Review and analyze the genetic algorithm at the website http
Review and analyze the genetic algorithm at the website http://gencar.co/ or http://boxcar2d.com/. Discuss the algorithm’s goals and how it works. Please provide significant details
Solution
Review of boxcar2d
About the program
The program learns to build a car using a genetic algorithm. It starts with a population of 20 randomly generated shapes with wheels and runs each one to see how far it goes. The cars that go the furthest reproduce to produce offspring for the next generation. The offspring combine the traits of the parents to hopefully produce better cars. Now with the button at the bottom left u can choose to input cars and different terrains. This lets people post their results and even design a car by hand.
It uses a physics library called box2D to simulate the effects of gravity, friction, collisions, motor torque, and spring tension for the car. This lets the car be a wide range of shapes and sizes, while still making the simulation realistic. This is based on the AS3 box2D flash port of the library.
How the algorithm works
Each car is a set of 8 randomly chosen vectors: direction and magnitude. All the vectors radiate from a central point (0,0) and are connected with triangles.
For each wheel it randomly chooses a vertex to put the axle on, and picks an axle angle from 0 to 2 pi. If it chooses -1 for the vertex that wheel is turned off.

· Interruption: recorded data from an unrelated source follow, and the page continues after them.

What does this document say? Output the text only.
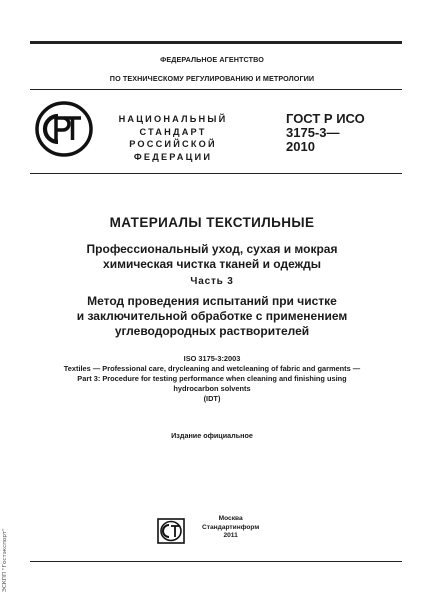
ФЕДЕРАЛЬНОЕ АГЕНТСТВО
ПО ТЕХНИЧЕСКОМУ РЕГУЛИРОВАНИЮ И МЕТРОЛОГИИ
НАЦИОНАЛЬНЫЙ
СТАНДАРТ
РОССИЙСКОЙ
ФЕДЕРАЦИИ
ГОСТ Р ИСО
3175-3—
2010
МАТЕРИАЛЫ ТЕКСТИЛЬНЫЕ
Профессиональный уход, сухая и мокрая
химическая чистка тканей и одежды
Часть 3
Метод проведения испытаний при чистке
и заключительной обработке с применением
углеводородных растворителей
ISO 3175-3:2003
Textiles — Professional care, drycleaning and wetcleaning of fabric and garments —
Part 3: Procedure for testing performance when cleaning and finishing using
hydrocarbon solvents
(IDT)
Издание официальное
Москва
Стандартинформ
2011
ЭСКПП "Гостэкспорт"
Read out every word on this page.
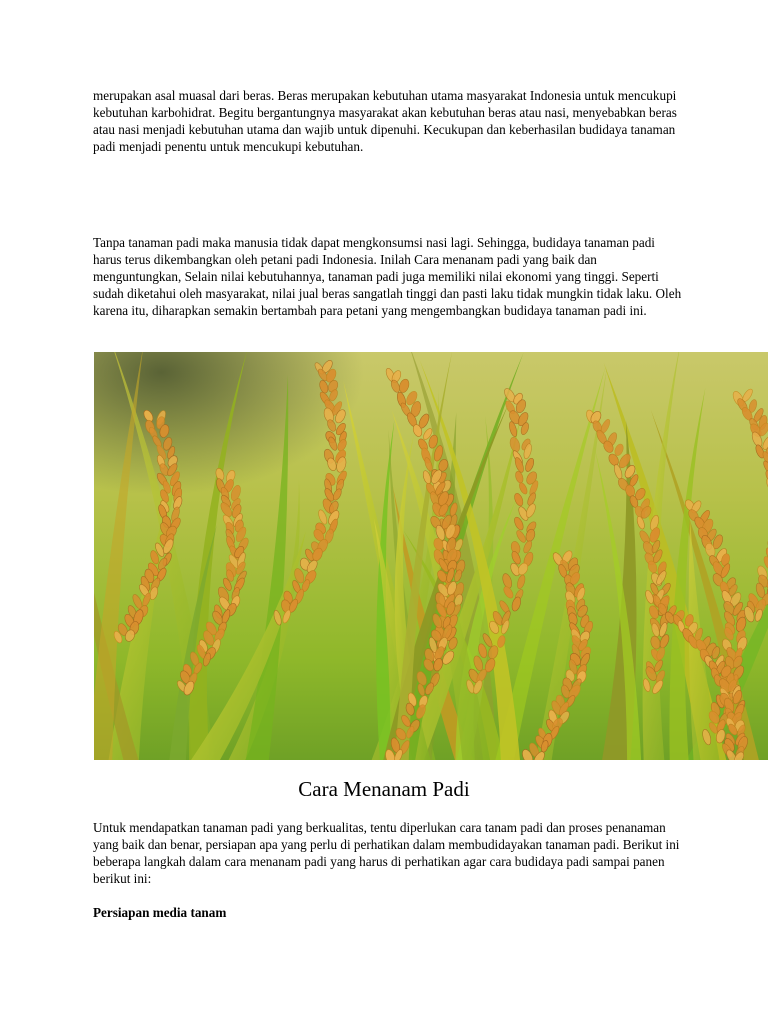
merupakan asal muasal dari beras. Beras merupakan kebutuhan utama masyarakat Indonesia untuk mencukupi kebutuhan karbohidrat. Begitu bergantungnya masyarakat akan kebutuhan beras atau nasi, menyebabkan beras atau nasi menjadi kebutuhan utama dan wajib untuk dipenuhi. Kecukupan dan keberhasilan budidaya tanaman padi menjadi penentu untuk mencukupi kebutuhan.

Tanpa tanaman padi maka manusia tidak dapat mengkonsumsi nasi lagi. Sehingga, budidaya tanaman padi harus terus dikembangkan oleh petani padi Indonesia. Inilah Cara menanam padi yang baik dan menguntungkan, Selain nilai kebutuhannya, tanaman padi juga memiliki nilai ekonomi yang tinggi. Seperti sudah diketahui oleh masyarakat, nilai jual beras sangatlah tinggi dan pasti laku tidak mungkin tidak laku. Oleh karena itu, diharapkan semakin bertambah para petani yang mengembangkan budidaya tanaman padi ini.

Cara Menanam Padi

Untuk mendapatkan tanaman padi yang berkualitas, tentu diperlukan cara tanam padi dan proses penanaman yang baik dan benar, persiapan apa yang perlu di perhatikan dalam membudidayakan tanaman padi. Berikut ini beberapa langkah dalam cara menanam padi yang harus di perhatikan agar cara budidaya padi sampai panen berikut ini:

Persiapan media tanam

There is nothing to prevent multiple wheels from being on the same vertex.
The design of chromosome:
Each chromosome contains 22 variables, each represented as a real number with varying ranges.
These variables are: CartAngle1, CartMagnitude1, CartAngle2, CartMagnitude2, CartAngle3, CartMagnitude3, CartAngle4, CartMagnitude4, CartAngle5, CartMagnitude5, CartAngle6, CartMagnitude6, CartAngle7, CartMagnitude7, WheelVertex0, AxleAngle0, WheelRadius0, WheelVertex1, AxleAngle1, WheelRadius1.
Selection:
At the end of each generation, pairs of parents have to be selected to produce offspring for the next generation. That\'s the selection process and I\'ve implemented two algorithms.
Selection of the car:
The parents after each generation are chosen based on their fitness scores. Specifically, it finds the sum of all fitness scores for that generation and divides each score by the sum to get the probability. Summing the probabilities creates a wheel we can select from.
Then by picking a random number from 0-100 we can pick the car for mating. Removing the selected car from the process, it repeats to get another car to mate. This process continues n/2 times where n is the population size. In this case n=4 so 2 pairs mate.
Selection pressure can more be controlled more easily with tournament selection, which really helps keep high scoring individuals from sweeping the population too early. The pseudocode:
*for each car A
     *pick a random car B (excluding A)
     *highest score of A and B wins tournament
     *put winner in mating pool
 *randomly pick pairs from mating pool for crossover
This is deterministic tournament selection since it always selects the one with the higher score, and with the smallest possible tournament size of 2, the selection pressure is kept as small as possible.
Crossover:
The algorithm uses two point crossover, which means a two random points along the chromosome are selected and everything in between is swapped. Cars are chosen by their scores but theres no guarantee that two high scoring cars will produce high scoring offspring.
Mutation:
In addition to crossover, each generation the chromosomes go through mutation. This means theres a probability that each aspect of the car (or variable in the chromosome) will change. When a variable mutates, a new value is randomly chosen in the desired range. A new random color is also chosen to visually illustrate the mutation.